As condemnation of the abductions spread, Saudi Arabia's grand mufti, the top religious authority in the birthplace of Islam, said Boko Haram rebels who conducted the abductions had "set up to smear the image of Islam".
Jonathan's government has been criticized for its slow response to the hostage crisis, and Friday is the first time he has said where he thinks the girls are being held.
"There are stories that they have moved them outside of the country. But if they move that number of girls to Cameroon, people will see, so I believe they are still in Nigeria," Jonathan told journalists.
"We are also working with the experts that will use remote sensors to see them (insurgents) wherever they are.

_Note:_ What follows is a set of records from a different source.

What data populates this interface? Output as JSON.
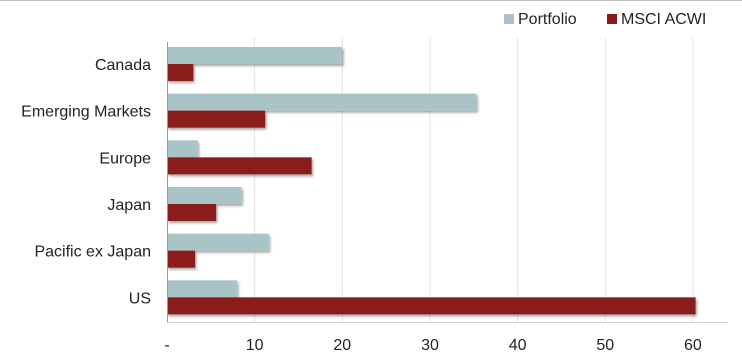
{
  "chart_data": {
    "type": "bar",
    "orientation": "horizontal",
    "categories": [
      "Canada",
      "Emerging Markets",
      "Europe",
      "Japan",
      "Pacific ex Japan",
      "US"
    ],
    "series": [
      {
        "name": "Portfolio",
        "values": [
          20.0,
          35.3,
          3.5,
          8.5,
          11.6,
          8.0
        ],
        "color": "#a9c4c6"
      },
      {
        "name": "MSCI ACWI",
        "values": [
          3.0,
          11.2,
          16.5,
          5.6,
          3.2,
          60.3
        ],
        "color": "#8b1a1a"
      }
    ],
    "x_ticks": [
      0,
      10,
      20,
      30,
      40,
      50,
      60
    ],
    "x_tick_labels": [
      "-",
      "10",
      "20",
      "30",
      "40",
      "50",
      "60"
    ],
    "xlim": [
      0,
      64
    ],
    "grid": true,
    "legend_position": "top-right",
    "title": "",
    "xlabel": "",
    "ylabel": ""
  }
}
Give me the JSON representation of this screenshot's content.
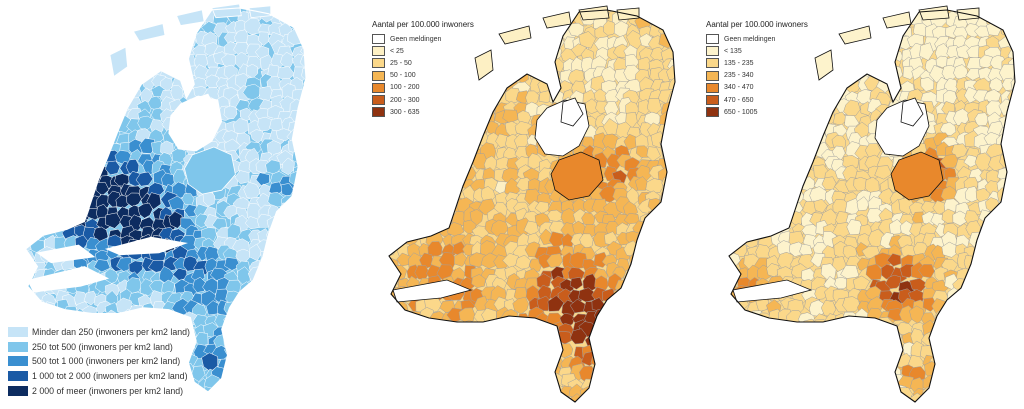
{
  "maps": [
    {
      "name": "population-density",
      "palette": [
        "#c6e4f7",
        "#7fc6eb",
        "#3a8fd0",
        "#1a5aa5",
        "#0d2c60"
      ],
      "legend": {
        "title": "",
        "items": [
          {
            "label": "Minder dan 250 (inwoners per km2 land)",
            "color": "#c6e4f7"
          },
          {
            "label": "250 tot 500 (inwoners per km2 land)",
            "color": "#7fc6eb"
          },
          {
            "label": "500 tot 1 000 (inwoners per km2 land)",
            "color": "#3a8fd0"
          },
          {
            "label": "1 000 tot 2 000 (inwoners per km2 land)",
            "color": "#1a5aa5"
          },
          {
            "label": "2 000 of meer (inwoners per km2 land)",
            "color": "#0d2c60"
          }
        ]
      }
    },
    {
      "name": "reports-map-a",
      "palette": [
        "#ffffff",
        "#fdf0c4",
        "#fbd88a",
        "#f5b654",
        "#e8882c",
        "#c95d1c",
        "#8f3210"
      ],
      "legend": {
        "title": "Aantal per 100.000 inwoners",
        "items": [
          {
            "label": "Geen meldingen",
            "color": "#ffffff"
          },
          {
            "label": "< 25",
            "color": "#fdf0c4"
          },
          {
            "label": "25 - 50",
            "color": "#fbd88a"
          },
          {
            "label": "50 - 100",
            "color": "#f5b654"
          },
          {
            "label": "100 - 200",
            "color": "#e8882c"
          },
          {
            "label": "200 - 300",
            "color": "#c95d1c"
          },
          {
            "label": "300 - 635",
            "color": "#8f3210"
          }
        ]
      }
    },
    {
      "name": "reports-map-b",
      "palette": [
        "#ffffff",
        "#fdf3cc",
        "#fbd88a",
        "#f5b654",
        "#e8882c",
        "#c95d1c",
        "#8f3210"
      ],
      "legend": {
        "title": "Aantal per 100.000 inwoners",
        "items": [
          {
            "label": "Geen meldingen",
            "color": "#ffffff"
          },
          {
            "label": "< 135",
            "color": "#fdf3cc"
          },
          {
            "label": "135 - 235",
            "color": "#fbd88a"
          },
          {
            "label": "235 - 340",
            "color": "#f5b654"
          },
          {
            "label": "340 - 470",
            "color": "#e8882c"
          },
          {
            "label": "470 - 650",
            "color": "#c95d1c"
          },
          {
            "label": "650 - 1005",
            "color": "#8f3210"
          }
        ]
      }
    }
  ]
}
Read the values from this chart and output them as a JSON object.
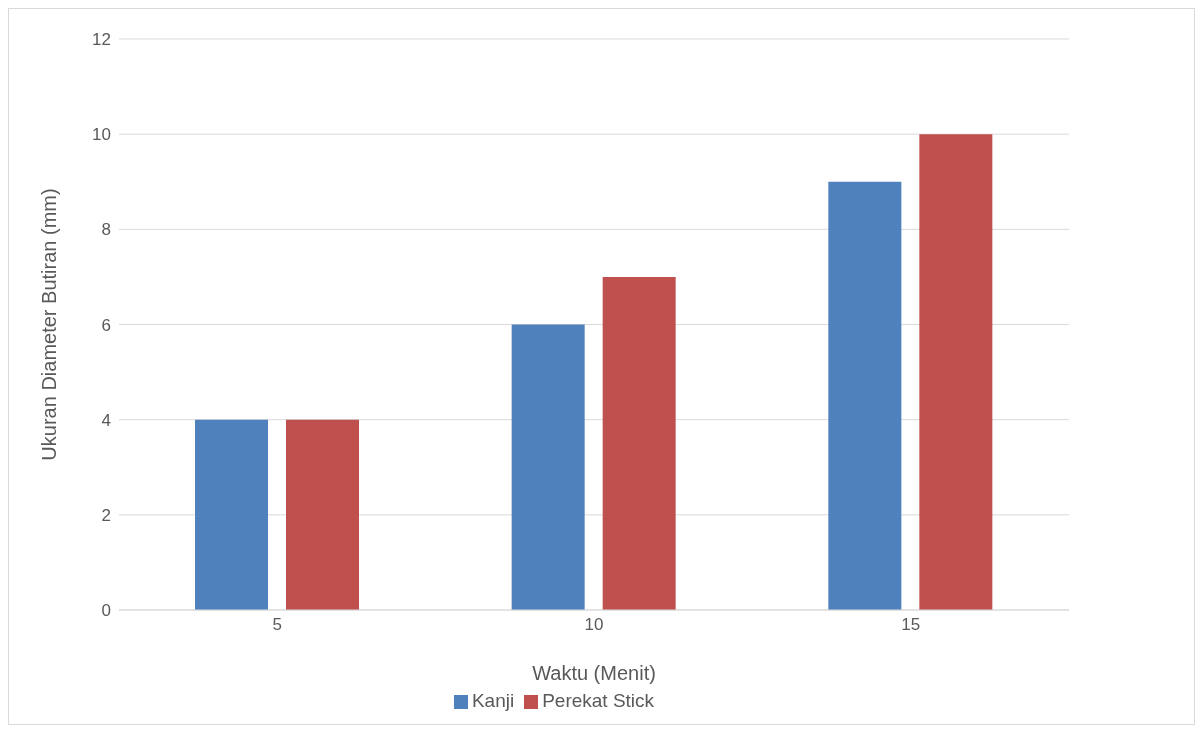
{
  "chart_data": {
    "type": "bar",
    "xlabel": "Waktu (Menit)",
    "ylabel": "Ukuran Diameter Butiran (mm)",
    "categories": [
      "5",
      "10",
      "15"
    ],
    "series": [
      {
        "name": "Kanji",
        "color": "#4f81bd",
        "values": [
          4,
          6,
          9
        ]
      },
      {
        "name": "Perekat Stick",
        "color": "#c0504d",
        "values": [
          4,
          7,
          10
        ]
      }
    ],
    "ylim": [
      0,
      12
    ],
    "yticks": [
      0,
      2,
      4,
      6,
      8,
      10,
      12
    ],
    "grid": "y",
    "legend": "bottom"
  }
}
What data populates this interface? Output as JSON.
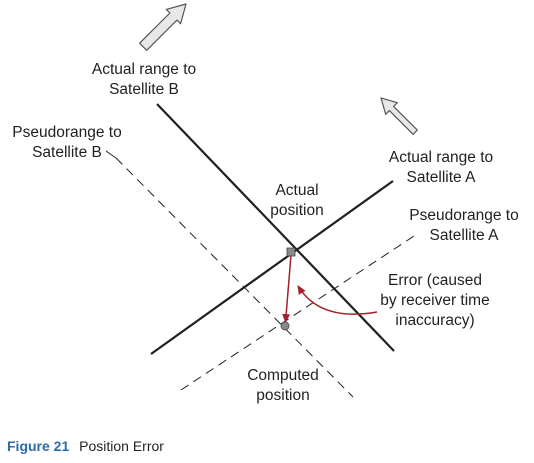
{
  "labels": {
    "actual_range_b": [
      "Actual range to",
      "Satellite B"
    ],
    "pseudorange_b": [
      "Pseudorange to",
      "Satellite B"
    ],
    "actual_range_a": [
      "Actual range to",
      "Satellite A"
    ],
    "actual_position": [
      "Actual",
      "position"
    ],
    "pseudorange_a": [
      "Pseudorange to",
      "Satellite A"
    ],
    "error": [
      "Error (caused",
      "by receiver time",
      "inaccuracy)"
    ],
    "computed_position": [
      "Computed",
      "position"
    ]
  },
  "caption": {
    "figure": "Figure 21",
    "title": "Position Error"
  },
  "colors": {
    "line": "#231f20",
    "error_arrow": "#a3202b",
    "caption_blue": "#2d6aa6",
    "position_marker": "#8a8a8a",
    "direction_arrow_fill": "#e8e8e8"
  }
}
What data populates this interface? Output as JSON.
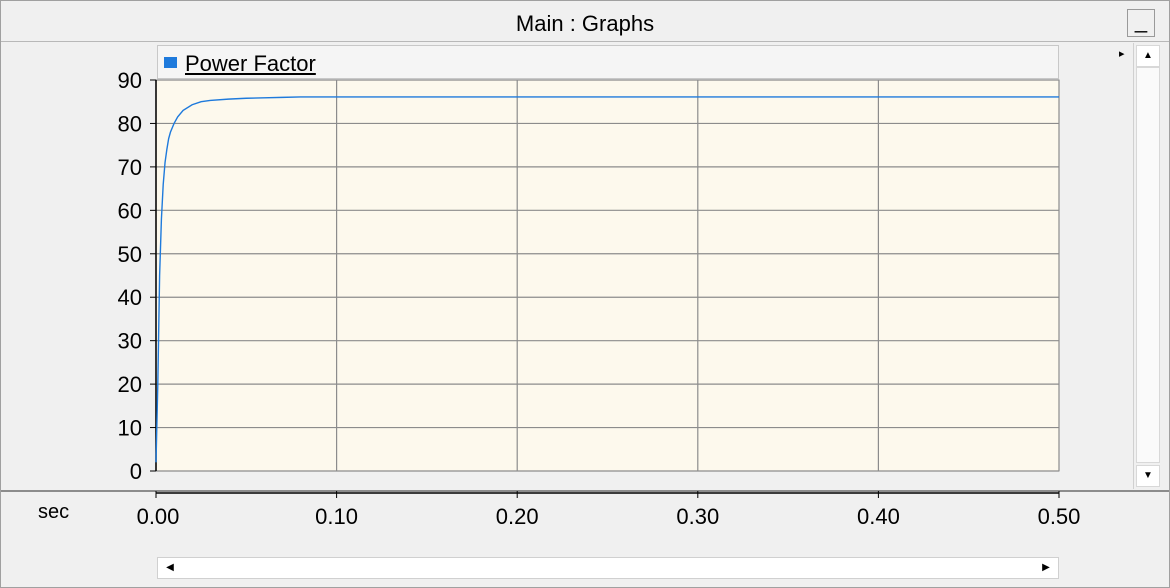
{
  "window": {
    "title": "Main : Graphs",
    "minimize_glyph": "_",
    "expand_glyph": "▸",
    "scroll_up_glyph": "▲",
    "scroll_down_glyph": "▼",
    "scroll_left_glyph": "◀",
    "scroll_right_glyph": "▶"
  },
  "colors": {
    "plot_background": "#fdf9ed",
    "grid": "#8c8c8c",
    "series": "#1e7adc"
  },
  "chart_data": {
    "type": "line",
    "legend": [
      {
        "name": "Power Factor",
        "color": "#1e7adc"
      }
    ],
    "legend_placement": "top-left",
    "x_unit": "sec",
    "x_ticks": [
      "0.00",
      "0.10",
      "0.20",
      "0.30",
      "0.40",
      "0.50"
    ],
    "y_ticks": [
      "0",
      "10",
      "20",
      "30",
      "40",
      "50",
      "60",
      "70",
      "80",
      "90"
    ],
    "xlim": [
      0,
      0.5
    ],
    "ylim": [
      0,
      90
    ],
    "grid": true,
    "series": [
      {
        "name": "Power Factor",
        "x": [
          0.0,
          0.001,
          0.002,
          0.003,
          0.004,
          0.005,
          0.006,
          0.007,
          0.008,
          0.01,
          0.012,
          0.015,
          0.02,
          0.025,
          0.03,
          0.04,
          0.05,
          0.06,
          0.07,
          0.08,
          0.1,
          0.2,
          0.3,
          0.4,
          0.5
        ],
        "y": [
          2,
          20,
          45,
          58,
          66,
          71,
          74,
          76.5,
          78,
          80,
          81.5,
          83,
          84.3,
          85,
          85.3,
          85.6,
          85.8,
          85.9,
          86,
          86.1,
          86.1,
          86.1,
          86.1,
          86.1,
          86.1
        ]
      }
    ]
  }
}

So that basically says they are within the Sambisa area," Jonathan said, referring to a forest that is a known Boko Haram hideout near the school from where the girls were abducted.
He was speaking on the sidelines of the World Economic Forum in the Nigerian capital. The event showcased investment opportunities in Africa's biggest economy, but was partially overshadowed by the kidnapping and a broader militant threat.
Boko Haram's struggle for an Islamic state has killed thousands since it erupted in mid-2009 and has destabilized swathes of the northeast of Africa's top oil producer, as well as neighbors Cameroon and Niger.
Militants stormed a secondary school in the village of Chibok, near the Cameroon border, on April 14, and kidnapped the girls, who were taking exams at the time. Fifty have since escaped, but more than 200 remain with the insurgents.
Nigeria's military has struggled to maintain security in the turbulent northeast as Boko Haram grows bolder.